The press found that the territory of Lukala is inhabited by Kimbundu speakers; these are also in Banga, on the western part of the Nzenza River, in Mbondo Kaluaxi and in Kakulu Kabaça. The Hungu are in the northern corridor of the Lumbinji River, that is, in the territories that used to be called Pangu, up to Mufuki, which is also inhabited by the Ngola.
Oral tradition versus history
In an interview he gave, King Ndembu to Mufuki, in Kambaamba, Vista Alegre, municipality from Ndanji to Kitexi, in Uíge province, stated that his people belonged to the Ngola.
The region from Ndembo to Mufuki would have been the final destination of some Ngola peoples expelled from Luanda by Portuguese settlers, around the 16th century, being also the meeting point of other peoples who, for the same reasons, arrived in this region.
The local authority believed that they were their ancestors who fled from Luanda Island, passed through Mulemba Xangola, went to present-day Kifangondo, from where they ascended with the Nzenza River (Zenza or Bengo) and settled in the Pungu-a region. – Ndongo, always under the command of King Ngola Kiluangi Kia Samba, Ndambi being Ngola and Mbandy Ngola his two faithful coadjutors.
The now Dembo Dom Henrique Manuel, current ruler of Mufuki, accompanied by his collaborators and advisers, said that when they arrived in Malanje and King Ngola Kiluanji Kia Samba dies, Mbandy Ngola took the reins of the leadership of the people and believing that there were no conditions for security, faced with the colonial onslaught and the impossibility of continuing the flight, they had to retreat, crossing again several regions of the current provinces of Cuanza Norte and Bengo, where some of the caravan members stayed, forming villages there, such as Kilombo dos Ndembu , the region of the Ndembu (Dembos), Kakulu ka Ngola, Mbula a Tumba, Pangu and other surroundings today inhabited by Kimbundu and Hungu populations.
“They no longer returned with the same line as Catete, where they had gone up.
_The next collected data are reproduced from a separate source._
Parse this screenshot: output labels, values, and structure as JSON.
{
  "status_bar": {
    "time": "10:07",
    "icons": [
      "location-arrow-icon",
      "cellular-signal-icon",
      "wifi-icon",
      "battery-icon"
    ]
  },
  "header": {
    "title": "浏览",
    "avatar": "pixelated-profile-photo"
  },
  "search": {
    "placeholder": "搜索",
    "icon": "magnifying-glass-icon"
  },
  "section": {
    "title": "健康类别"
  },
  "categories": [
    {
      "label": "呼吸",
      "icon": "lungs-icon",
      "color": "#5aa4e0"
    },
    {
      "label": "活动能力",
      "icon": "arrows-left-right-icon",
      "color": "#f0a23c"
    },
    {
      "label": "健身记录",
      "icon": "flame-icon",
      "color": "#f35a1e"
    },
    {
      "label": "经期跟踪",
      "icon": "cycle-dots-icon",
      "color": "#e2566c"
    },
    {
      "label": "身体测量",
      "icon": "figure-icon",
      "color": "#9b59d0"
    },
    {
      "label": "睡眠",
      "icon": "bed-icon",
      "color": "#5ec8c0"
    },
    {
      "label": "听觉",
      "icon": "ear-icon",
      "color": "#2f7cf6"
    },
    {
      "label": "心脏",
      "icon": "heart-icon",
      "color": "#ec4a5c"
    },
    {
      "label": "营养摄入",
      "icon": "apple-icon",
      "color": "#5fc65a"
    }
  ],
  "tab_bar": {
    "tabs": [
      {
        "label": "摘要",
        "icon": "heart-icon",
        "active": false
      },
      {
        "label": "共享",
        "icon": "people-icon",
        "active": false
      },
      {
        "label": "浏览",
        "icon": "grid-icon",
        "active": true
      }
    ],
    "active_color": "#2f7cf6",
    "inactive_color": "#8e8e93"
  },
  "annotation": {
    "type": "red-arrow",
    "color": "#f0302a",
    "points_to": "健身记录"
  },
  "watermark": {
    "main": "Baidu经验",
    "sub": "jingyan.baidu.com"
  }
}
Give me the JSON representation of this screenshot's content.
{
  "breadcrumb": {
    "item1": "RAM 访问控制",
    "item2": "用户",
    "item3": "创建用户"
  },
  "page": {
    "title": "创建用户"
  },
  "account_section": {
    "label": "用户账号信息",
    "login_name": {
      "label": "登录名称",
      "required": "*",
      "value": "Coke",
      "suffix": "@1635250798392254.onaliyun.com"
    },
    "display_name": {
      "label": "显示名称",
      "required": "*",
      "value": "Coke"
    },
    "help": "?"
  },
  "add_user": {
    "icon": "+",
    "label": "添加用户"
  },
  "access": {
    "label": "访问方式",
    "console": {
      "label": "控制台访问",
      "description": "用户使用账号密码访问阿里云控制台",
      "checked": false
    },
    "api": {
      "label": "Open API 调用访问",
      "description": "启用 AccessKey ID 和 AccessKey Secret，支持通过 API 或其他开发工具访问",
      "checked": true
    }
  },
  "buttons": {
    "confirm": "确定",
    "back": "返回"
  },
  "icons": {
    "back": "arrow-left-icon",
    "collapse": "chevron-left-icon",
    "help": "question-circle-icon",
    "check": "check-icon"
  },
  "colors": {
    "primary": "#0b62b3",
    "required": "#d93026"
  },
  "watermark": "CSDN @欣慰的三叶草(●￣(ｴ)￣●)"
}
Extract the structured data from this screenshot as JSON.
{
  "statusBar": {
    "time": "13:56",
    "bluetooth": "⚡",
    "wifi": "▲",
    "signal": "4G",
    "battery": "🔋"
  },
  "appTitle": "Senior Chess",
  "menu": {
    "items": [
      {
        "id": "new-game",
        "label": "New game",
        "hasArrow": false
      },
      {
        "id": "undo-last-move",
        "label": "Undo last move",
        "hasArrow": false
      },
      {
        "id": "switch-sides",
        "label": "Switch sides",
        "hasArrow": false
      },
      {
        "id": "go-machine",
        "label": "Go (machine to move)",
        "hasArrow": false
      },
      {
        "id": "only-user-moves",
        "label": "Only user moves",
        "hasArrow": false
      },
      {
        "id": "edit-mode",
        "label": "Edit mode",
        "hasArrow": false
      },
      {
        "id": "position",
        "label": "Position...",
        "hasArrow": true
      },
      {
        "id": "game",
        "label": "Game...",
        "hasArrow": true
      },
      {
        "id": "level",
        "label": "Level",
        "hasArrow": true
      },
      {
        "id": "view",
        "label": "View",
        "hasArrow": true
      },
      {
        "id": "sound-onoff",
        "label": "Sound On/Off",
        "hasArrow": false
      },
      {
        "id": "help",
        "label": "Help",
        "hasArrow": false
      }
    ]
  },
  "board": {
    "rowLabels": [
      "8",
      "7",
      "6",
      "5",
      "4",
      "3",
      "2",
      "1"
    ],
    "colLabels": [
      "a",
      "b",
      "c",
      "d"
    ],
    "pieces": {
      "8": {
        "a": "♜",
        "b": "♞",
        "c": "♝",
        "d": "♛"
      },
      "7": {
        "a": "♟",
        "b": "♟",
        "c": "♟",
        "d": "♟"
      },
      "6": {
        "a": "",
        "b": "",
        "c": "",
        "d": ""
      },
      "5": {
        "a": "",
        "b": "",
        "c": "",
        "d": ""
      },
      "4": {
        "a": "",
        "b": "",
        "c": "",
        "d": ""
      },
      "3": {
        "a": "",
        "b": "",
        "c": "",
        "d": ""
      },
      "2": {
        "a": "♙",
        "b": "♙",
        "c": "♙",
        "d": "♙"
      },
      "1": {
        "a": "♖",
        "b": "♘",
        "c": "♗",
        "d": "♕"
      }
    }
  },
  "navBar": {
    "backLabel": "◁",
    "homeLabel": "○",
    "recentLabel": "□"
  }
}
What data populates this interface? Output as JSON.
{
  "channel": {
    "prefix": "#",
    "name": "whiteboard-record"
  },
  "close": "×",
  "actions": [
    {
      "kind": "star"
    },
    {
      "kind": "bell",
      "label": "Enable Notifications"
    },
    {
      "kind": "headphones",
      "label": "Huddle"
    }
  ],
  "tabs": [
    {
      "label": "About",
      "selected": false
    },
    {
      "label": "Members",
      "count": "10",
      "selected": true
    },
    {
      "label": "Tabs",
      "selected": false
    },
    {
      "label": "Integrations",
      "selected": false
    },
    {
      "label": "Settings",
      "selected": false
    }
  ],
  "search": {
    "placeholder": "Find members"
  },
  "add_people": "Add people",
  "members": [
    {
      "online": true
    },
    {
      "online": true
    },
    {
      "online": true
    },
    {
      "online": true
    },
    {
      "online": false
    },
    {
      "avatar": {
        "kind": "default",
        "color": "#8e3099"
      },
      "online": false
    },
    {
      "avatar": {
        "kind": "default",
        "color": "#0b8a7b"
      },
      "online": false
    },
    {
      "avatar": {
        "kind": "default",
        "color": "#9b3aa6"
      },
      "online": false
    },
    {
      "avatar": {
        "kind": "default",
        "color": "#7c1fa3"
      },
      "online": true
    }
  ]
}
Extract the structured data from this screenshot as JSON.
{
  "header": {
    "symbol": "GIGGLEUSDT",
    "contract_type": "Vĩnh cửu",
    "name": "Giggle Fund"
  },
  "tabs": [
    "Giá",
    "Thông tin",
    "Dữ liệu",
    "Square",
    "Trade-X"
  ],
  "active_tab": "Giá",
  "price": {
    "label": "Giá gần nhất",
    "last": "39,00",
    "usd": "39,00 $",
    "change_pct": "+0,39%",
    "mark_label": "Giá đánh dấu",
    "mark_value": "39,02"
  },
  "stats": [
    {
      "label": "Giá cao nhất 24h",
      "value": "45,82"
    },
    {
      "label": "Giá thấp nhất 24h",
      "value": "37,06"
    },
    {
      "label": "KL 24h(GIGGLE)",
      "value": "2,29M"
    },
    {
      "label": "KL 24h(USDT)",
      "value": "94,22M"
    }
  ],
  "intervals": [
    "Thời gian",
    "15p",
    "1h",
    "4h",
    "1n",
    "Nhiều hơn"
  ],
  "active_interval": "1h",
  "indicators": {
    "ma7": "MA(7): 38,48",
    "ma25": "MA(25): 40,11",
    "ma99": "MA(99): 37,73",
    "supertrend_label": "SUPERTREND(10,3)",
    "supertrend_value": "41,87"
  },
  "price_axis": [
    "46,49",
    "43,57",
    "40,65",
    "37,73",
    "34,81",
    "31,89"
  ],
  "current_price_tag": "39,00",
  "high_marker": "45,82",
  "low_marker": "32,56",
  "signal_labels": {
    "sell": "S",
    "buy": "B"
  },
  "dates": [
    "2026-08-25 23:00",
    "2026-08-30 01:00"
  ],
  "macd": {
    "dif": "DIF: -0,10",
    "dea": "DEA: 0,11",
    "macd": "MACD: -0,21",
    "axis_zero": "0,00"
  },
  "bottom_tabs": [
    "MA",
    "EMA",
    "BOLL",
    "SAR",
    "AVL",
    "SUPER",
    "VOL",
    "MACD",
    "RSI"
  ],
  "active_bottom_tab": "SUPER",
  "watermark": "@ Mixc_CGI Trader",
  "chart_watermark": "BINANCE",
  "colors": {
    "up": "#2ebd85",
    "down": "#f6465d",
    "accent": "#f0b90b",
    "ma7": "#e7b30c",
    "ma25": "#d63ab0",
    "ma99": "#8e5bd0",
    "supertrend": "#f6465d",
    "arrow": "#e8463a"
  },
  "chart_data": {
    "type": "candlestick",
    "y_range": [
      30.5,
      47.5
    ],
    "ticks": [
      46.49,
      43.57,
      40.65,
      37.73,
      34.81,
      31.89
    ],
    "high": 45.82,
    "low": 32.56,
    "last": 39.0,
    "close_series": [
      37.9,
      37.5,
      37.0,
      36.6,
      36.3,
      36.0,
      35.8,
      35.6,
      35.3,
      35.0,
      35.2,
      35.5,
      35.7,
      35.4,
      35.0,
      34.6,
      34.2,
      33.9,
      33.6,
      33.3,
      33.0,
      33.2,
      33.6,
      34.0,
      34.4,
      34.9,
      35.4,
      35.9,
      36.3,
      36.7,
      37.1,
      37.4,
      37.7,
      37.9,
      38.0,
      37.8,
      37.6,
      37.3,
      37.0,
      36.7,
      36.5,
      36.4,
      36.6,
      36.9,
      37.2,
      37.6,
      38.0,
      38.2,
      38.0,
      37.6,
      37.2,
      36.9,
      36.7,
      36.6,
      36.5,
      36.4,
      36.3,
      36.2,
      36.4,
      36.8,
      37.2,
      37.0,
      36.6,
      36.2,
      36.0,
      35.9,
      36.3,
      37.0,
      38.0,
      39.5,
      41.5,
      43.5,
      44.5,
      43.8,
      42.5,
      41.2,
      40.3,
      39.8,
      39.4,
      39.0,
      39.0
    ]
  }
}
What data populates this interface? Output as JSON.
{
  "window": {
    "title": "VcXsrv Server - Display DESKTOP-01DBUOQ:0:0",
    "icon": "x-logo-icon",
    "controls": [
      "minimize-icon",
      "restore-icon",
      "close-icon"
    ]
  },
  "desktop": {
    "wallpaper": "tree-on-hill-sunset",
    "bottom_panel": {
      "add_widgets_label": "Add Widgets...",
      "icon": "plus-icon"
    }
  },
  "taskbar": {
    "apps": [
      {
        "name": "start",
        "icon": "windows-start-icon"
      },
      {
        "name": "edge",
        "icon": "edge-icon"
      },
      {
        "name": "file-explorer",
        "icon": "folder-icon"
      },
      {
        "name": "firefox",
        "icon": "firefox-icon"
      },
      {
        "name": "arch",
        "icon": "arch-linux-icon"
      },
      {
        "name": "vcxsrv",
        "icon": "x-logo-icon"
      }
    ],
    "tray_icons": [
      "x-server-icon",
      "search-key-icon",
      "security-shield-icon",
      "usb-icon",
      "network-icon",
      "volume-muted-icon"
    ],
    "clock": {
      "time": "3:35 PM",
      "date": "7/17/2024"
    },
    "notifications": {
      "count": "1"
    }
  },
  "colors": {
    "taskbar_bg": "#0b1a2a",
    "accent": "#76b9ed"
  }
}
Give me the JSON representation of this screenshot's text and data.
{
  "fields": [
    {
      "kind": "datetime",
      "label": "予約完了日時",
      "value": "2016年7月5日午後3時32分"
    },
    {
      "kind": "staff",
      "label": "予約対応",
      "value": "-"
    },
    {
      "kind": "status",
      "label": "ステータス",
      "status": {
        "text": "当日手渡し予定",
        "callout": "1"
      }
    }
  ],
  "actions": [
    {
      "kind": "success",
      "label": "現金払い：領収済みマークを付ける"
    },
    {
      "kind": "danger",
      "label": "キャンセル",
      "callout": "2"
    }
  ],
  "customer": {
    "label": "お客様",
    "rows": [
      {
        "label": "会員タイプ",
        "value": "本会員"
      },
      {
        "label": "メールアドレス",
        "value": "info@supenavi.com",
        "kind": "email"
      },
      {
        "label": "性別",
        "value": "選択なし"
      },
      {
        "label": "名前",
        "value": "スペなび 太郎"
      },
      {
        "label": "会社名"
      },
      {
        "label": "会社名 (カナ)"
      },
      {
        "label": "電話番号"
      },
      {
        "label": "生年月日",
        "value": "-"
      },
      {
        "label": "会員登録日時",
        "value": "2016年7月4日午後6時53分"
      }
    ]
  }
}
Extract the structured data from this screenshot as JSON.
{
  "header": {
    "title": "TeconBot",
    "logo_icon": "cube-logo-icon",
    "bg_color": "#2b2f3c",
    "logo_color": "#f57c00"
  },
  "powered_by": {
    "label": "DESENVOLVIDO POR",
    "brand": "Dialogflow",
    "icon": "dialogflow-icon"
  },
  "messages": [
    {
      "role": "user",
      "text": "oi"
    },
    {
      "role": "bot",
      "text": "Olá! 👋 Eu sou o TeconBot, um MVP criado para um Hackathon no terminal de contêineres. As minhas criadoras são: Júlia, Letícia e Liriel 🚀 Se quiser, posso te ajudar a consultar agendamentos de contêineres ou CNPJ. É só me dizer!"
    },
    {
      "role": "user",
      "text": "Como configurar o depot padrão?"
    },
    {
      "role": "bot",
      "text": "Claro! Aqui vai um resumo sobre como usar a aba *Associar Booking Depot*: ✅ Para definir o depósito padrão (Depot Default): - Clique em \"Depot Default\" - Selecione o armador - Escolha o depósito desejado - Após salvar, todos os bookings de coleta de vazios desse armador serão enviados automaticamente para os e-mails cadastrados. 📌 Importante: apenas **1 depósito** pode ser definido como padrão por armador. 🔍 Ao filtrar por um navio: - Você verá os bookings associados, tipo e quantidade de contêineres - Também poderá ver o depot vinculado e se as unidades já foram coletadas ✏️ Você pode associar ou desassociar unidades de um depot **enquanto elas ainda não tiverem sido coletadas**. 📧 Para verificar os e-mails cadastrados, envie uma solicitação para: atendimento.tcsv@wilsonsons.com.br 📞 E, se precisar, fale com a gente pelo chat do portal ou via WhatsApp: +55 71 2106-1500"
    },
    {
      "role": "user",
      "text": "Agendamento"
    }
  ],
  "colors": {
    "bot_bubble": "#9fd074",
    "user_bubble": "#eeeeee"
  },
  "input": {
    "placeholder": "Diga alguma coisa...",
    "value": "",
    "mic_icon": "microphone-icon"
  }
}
They came from this line from Ndalatando, crossed the Nzenza and descended with the Lumbingi River”, said the sovereign.
The others, always at the orders and command of King Mbandy to Ngola, continued until they reached the areas of Nambuangongo and settled in Mukondo. “Not a year has passed, the king himself, Mbandy a Ngola, dies”.
However, the professor of History at the Instituto Superior de Ciências da Educação, Nicodemos Paulo Bunga, refutes the presence of these figures in that region and time.
“Ngola Kiluangi, MBandy a Ngola or Mbandy a Ngola have never been in this region”. For him, many sovereigns of the most recent times took the names of the most ancient high entities of the kingdom, hence the oral sources link certain events to these high places older historical entities.